Military Hospital of Athens, Greece) and dermatologist Dr A Stratigos

(s Sygros Hospital, Athens, Greece), emailed a joint response

to the suggestion.

" The hypothesis that the skin lesions we described resulted from new

exposure to chlamydia, one of the triggering factors of reactive

arthritis, is highly unlikely. None of our patients had any symptoms

or signs suggestive of reactive arthritis, such as urethritis, oral

ulcerations, circinate erosions in the genital area, or

conjunctivitis, " they write. " Furthermore, three of the five patients

were sexually inactive. "

" The same argument holds true for the possibility of a reactivated

chlamydial infection, " they continue, noting that none of the

patients had a history of ReA. " Moreover, there is no published

evidence that treatment with anti-TNF agents predisposes [a person]

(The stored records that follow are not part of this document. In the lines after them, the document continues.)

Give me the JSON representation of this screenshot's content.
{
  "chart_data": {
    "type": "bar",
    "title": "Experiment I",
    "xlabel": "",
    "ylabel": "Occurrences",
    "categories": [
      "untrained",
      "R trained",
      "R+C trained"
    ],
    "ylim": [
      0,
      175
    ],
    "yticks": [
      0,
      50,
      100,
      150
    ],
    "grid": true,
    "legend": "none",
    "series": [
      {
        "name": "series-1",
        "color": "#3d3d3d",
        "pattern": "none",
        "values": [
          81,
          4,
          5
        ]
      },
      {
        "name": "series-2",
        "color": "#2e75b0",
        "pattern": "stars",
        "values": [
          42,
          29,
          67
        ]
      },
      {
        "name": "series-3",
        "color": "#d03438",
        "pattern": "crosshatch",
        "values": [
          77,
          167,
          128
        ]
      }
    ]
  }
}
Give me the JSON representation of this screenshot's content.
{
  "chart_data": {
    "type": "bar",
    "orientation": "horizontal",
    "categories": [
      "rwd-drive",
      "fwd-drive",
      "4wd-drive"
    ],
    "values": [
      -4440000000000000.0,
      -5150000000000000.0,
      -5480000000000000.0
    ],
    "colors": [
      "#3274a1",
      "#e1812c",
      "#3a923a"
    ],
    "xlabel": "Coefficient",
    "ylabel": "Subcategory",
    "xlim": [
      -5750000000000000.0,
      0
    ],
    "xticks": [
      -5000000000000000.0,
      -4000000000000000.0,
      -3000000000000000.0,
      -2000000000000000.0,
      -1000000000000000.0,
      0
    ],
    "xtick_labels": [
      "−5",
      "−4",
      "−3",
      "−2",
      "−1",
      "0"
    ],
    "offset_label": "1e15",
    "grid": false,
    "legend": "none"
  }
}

to such a reactivation. With an estimated chlamydial seropositivity

of more than 10% in the general population and with the current

widespread use of anti-TNF agents, one would expect the hypothesis of

reactivation to be confirmed in everyday clinical practice. "

Similar concerns about possible reactivation of the triggering

organisms after anti-TNF therapy in patients with ReA have been

expressed before, but no such cases have been reported, Sfikakis and

colleagues point out. " In contrast, anti-TNF therapy has already been

used successfully in patients with refractory reactive arthritis. "

The Greek researchers also highlight differences between the lesions

of KB and the ones that they saw in their patients. KB has a variety

of clinical morphologies, they comment, but the typical lesion starts

off as a red macule, papule, or papulovesicle, with a predilection

for the soles, that evolves into a thickened hyperkeratotic plaque,

often with an erythematous halo or a horny excrescence ( " oyster

shell " -like lesion).

" In our cases, the lesions resembled the more common type of pustular

psoriasis [and had] a good response to topical treatment, " Sfikakis

et al comment. They also highlight a recent paper [4], already

reported by rheumawire, that found a high incidence of skin lesions

in patients on anti-TNF therapy. This was a prospective study of 289

rheumatoid-arthritis patients on anti-TNF therapy, amassing a total

of 911 patient-years of follow-up: psoriatic eruptions were recorded

in three patients, but there were no cases of KB, they point out.